On Saturday Mum and I went to a Jack Whitehall gig in Oxford. He definitely wasn’t the best comedian I’ve ever seen but most of the time he was pretty funny. Once or twice he pretended to have forgotten his script and at least once he really did forget his script which was a bit frustrating.
Unfortunately however he also made several jokes that I thought were right on the line of what is and isn’t acceptable when it comes to disability. I can take that. I think I’m a lot more flexible than some people are on the sort of comments I find acceptable and I thought a couple of times “ooooh that’s a bit ableist but it’s just about ok.”
And then he came back from the interval used the R Word (r*t*rd) once and did one joke that went way over the line of ableism. Which is very definitely unacceptable.
So I wasn’t overly impressed and I very definitely stuck him in my “comedians I don’t want to see again” box.

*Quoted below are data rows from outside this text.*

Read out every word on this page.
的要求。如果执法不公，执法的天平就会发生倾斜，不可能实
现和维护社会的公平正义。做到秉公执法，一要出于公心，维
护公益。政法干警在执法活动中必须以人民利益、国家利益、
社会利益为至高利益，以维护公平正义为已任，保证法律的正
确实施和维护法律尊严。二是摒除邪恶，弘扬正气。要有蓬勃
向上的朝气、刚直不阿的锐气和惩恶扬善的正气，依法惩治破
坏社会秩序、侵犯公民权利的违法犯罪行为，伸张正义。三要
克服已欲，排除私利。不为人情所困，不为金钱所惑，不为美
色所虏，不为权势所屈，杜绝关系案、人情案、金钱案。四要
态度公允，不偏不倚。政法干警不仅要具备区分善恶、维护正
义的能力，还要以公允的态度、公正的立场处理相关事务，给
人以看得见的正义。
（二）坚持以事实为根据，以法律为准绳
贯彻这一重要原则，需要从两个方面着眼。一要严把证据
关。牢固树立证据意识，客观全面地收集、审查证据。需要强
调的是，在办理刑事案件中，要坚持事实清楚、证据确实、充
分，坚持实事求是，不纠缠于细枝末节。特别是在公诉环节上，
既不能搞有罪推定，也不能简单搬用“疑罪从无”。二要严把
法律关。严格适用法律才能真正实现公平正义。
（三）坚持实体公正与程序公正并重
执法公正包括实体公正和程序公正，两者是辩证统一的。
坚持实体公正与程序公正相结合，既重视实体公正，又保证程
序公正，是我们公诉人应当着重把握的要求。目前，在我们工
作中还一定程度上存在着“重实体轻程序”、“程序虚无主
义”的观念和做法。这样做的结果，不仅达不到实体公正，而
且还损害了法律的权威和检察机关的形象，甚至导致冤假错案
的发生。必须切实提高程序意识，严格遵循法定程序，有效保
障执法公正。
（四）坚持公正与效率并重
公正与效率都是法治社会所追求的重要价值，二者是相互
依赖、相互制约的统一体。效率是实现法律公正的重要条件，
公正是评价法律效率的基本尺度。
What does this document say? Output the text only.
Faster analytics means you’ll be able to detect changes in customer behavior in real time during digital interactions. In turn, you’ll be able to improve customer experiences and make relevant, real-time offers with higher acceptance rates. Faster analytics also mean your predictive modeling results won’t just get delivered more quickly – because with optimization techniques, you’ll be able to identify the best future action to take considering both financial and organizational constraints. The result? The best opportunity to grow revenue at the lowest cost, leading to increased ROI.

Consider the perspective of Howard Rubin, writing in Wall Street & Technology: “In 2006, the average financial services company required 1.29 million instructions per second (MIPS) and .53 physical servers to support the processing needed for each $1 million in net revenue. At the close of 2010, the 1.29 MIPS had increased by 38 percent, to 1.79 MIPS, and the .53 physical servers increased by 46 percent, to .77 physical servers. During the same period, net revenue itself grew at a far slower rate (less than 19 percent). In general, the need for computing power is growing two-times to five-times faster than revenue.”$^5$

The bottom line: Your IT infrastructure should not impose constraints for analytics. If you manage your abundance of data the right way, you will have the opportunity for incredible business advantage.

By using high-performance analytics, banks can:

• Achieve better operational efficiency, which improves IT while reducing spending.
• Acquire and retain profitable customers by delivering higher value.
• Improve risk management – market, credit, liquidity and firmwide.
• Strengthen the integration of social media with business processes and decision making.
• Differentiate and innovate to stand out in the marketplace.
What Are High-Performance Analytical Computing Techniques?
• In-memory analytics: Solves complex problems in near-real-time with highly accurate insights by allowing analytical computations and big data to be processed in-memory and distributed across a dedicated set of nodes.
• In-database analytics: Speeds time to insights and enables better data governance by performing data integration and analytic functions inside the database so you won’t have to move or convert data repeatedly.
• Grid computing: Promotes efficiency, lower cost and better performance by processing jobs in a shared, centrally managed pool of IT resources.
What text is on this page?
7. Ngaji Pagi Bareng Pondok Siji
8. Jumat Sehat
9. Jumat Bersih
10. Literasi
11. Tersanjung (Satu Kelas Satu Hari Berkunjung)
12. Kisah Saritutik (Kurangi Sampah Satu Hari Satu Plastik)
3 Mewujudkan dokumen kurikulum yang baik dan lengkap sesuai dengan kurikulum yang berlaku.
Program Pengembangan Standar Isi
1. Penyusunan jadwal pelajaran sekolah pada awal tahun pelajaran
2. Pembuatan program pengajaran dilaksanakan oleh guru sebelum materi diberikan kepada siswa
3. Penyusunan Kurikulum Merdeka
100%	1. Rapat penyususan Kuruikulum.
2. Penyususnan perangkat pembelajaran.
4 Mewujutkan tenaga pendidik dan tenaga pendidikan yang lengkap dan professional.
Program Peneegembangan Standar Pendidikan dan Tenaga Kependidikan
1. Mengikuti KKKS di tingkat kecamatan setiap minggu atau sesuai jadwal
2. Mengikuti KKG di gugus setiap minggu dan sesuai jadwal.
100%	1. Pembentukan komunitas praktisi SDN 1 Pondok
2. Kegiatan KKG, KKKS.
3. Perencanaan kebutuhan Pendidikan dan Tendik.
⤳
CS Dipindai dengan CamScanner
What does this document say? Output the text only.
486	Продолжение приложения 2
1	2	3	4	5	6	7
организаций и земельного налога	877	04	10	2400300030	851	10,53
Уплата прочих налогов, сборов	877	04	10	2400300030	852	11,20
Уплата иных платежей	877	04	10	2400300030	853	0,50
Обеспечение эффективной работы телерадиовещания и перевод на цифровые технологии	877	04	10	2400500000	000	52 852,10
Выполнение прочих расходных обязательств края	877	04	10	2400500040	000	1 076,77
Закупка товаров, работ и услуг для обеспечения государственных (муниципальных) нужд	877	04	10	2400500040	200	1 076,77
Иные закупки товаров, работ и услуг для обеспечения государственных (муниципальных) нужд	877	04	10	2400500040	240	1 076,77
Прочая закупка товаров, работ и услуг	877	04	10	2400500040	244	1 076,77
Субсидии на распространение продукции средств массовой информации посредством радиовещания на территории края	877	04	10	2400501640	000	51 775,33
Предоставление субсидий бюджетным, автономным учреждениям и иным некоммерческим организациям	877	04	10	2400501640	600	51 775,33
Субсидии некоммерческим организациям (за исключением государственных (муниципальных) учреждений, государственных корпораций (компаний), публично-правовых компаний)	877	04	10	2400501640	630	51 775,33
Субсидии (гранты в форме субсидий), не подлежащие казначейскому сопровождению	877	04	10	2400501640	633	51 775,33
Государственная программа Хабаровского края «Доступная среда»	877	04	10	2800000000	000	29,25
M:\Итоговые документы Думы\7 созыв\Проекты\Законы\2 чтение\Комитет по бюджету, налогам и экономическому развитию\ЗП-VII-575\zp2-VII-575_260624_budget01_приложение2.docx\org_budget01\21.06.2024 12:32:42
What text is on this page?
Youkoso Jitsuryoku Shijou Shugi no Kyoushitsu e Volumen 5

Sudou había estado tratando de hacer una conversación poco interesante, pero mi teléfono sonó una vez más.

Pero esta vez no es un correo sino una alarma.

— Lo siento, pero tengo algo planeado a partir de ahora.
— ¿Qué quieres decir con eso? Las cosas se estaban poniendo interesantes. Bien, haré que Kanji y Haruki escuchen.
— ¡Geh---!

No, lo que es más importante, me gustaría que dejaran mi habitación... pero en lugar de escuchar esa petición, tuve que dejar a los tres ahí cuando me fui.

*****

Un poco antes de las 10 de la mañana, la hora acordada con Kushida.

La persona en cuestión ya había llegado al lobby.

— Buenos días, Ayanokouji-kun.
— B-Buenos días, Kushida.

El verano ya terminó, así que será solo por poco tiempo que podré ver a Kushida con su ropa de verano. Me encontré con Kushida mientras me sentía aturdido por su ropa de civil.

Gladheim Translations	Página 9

And then Wednesday night Omid Djalili was performing in our very small theatre here as a warm up gig. He was also here Thursday but Mum and I went on Wednesday.
I’m watching him and I’m sort of enjoying it but I’m also thinking that if you took away Jack Whitehall’s ableism he was probably a bit funnier. They were very very different shows however and I don’t think it’s really comparable.
I did think Omid Djalili was probably pushing the boundaries of acceptable race jokes but I wasn’t really sure about that because of the whole thing where specific groups of people joking about themselves make things acceptable that might not otherwise be. I’ve fallen foul a lot of that and joking about my disability so it’s not appropriate for me to comment on that issue.
Then he was talking about an encounter he’d had with someone in the car park outside. He used the R word to describe them and made several very very ableist comments.
And then it was the interval and the show continued.
Right at the end he made the most inappropriate disability related joke I’ve ever heard (which I’m not going to share). It wasn’t designed to be funny. It was designed to make us laugh at a stereotype of disability. And it was horrific.
He made it pretty clear he thought there weren’t any wheelchair users in the room (I was sat at the back) and that was why he made the joke then went on to joke about how he doesn’t chose venues that have wheelchair access.
I was so angry I was practically shaking. I gathered up my stuff to leave but didn’t actually leave because by the time I had it together he was finishing his act.
I’ve been going to live comedy for years – I went to the comedy club at my uni nearly every week for three of the four years I was there. I must have seen hundreds of different comedians.
Some joke about disability and get it right. Some don’t joke about disability, maybe they’d prefer we didn’t exist or maybe it’s just a case of they don’t know how to appropach it. Some comedians joke about disability and it falls flat because it’s just a shit joke (one guy at the comedy club at uni made a massive deal about coming to me before the show started and letting me know that he had a joke about disability and it was just one joke and he hoped I would be ok with that and not offended. It wasn’t in the least offensive. Unfortunately however it also wasn’t funny).
And sadly some comedians prefer to get cheap laughs by throwing around hate speech like the R word and similar and mocking disabled people.
And this was the first time a comedian made me that angry. Ever. I made a complaint to the venue.
I’m pretty upset that it came to that. But a small part of me is surprised that in over 12 years of semi regular live comedy this is the first time it’s been necessary. I doubt it’ll be the last.
I hope, one day, comedians will realise that ableism isn’t big and it isn’t funny. In the mean time I’m just glad that the next show I’m going to is a musical. Because that should be a lot safer.